We’ve all been there, riding a motorcycle in conditions that are far from ideal, and right there in the middle of your path is a pile of loose gravel or oil right in the path of a bikes front wheels. Anyone who has ridden in India might find a similar incident comes to recall. In most cases, skill and luck usually are enough to get you through. The problem is on that one day your luck doesn’t come through or said oil spill/gravel patch is in the middle of the corner and you're already leaned over, physics just stop being on the side of your bike. This usually ends with a helmet full of gravel. According to a report on rideapart, the good people at Bosch are working on technology that will change that. Now while most of the time equipment from Bosh comes in the form of an invisible sensor to keep you safe. Working silently and thanklessly in the background. This technology is the polar opposite. You will know when these thrusters are working.

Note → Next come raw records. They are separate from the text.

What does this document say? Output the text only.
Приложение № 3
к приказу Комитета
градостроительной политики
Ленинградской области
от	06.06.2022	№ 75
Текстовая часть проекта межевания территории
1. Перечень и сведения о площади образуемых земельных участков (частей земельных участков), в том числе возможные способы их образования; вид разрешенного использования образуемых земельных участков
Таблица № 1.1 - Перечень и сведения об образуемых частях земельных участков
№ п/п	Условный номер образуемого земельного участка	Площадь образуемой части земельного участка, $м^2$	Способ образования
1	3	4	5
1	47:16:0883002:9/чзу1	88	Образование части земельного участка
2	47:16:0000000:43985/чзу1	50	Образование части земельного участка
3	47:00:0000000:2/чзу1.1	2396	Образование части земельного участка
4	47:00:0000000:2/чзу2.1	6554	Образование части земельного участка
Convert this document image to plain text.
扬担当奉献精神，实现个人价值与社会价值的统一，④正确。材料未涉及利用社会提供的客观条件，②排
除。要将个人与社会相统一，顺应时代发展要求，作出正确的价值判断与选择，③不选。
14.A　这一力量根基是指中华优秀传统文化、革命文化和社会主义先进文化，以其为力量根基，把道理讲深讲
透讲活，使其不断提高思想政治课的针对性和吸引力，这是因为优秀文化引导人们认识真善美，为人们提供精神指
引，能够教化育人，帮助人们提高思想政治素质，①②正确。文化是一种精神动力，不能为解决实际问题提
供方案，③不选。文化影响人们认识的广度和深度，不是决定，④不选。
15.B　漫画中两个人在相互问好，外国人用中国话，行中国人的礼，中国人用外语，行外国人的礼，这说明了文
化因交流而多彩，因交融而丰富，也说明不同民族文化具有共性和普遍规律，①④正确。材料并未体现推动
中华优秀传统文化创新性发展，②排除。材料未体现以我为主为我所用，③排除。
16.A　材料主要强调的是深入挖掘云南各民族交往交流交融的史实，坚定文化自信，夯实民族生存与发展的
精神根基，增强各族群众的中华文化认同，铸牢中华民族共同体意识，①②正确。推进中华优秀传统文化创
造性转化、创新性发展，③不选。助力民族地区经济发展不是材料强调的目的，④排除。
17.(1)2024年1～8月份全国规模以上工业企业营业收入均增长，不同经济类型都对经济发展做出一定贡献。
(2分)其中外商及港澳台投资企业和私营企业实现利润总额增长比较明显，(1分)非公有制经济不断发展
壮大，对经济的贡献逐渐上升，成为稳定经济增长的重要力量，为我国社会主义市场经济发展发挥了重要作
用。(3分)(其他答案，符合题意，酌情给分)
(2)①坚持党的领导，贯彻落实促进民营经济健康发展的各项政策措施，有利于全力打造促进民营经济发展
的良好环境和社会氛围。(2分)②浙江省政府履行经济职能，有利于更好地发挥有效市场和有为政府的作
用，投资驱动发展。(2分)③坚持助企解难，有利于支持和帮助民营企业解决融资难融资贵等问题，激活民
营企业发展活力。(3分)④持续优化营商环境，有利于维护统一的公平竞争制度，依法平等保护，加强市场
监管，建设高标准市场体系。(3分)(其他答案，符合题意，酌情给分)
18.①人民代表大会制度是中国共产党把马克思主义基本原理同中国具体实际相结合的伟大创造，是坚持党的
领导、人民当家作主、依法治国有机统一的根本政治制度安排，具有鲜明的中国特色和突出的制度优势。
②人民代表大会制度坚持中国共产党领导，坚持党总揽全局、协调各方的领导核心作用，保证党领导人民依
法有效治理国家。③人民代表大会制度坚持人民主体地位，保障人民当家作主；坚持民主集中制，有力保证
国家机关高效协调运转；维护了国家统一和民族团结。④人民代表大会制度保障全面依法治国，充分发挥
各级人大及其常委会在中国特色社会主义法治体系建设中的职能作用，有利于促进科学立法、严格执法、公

In theory, the concept is not that hard to wrap your head around. When the motorcycle detects a lateral slide, the kind that you might encounter on a gravel patch or oil spill, the motorcycle deploys a compressed gas thruster to counter the lateral sliding force. Straightening you out and sending on your way sans the usual dose of road rash that comes with going down on gravel.
All of which seems easy until you realize that measuring that slide and applying the correct amount of counterforces a going to be a challenge. Something that Bosch, who have spent the better part of a decade trying to perfect know all too well, luckily for us and them, their IMU (inertial measurement units) for bikes are a revelation in technology.
Considering that this technology is still very much in a development phase. There is already a video out that shows how it works, check it out. As to when you can expect to see it, Bosch is still trying to decide whether they will ever use this technology commercially or not.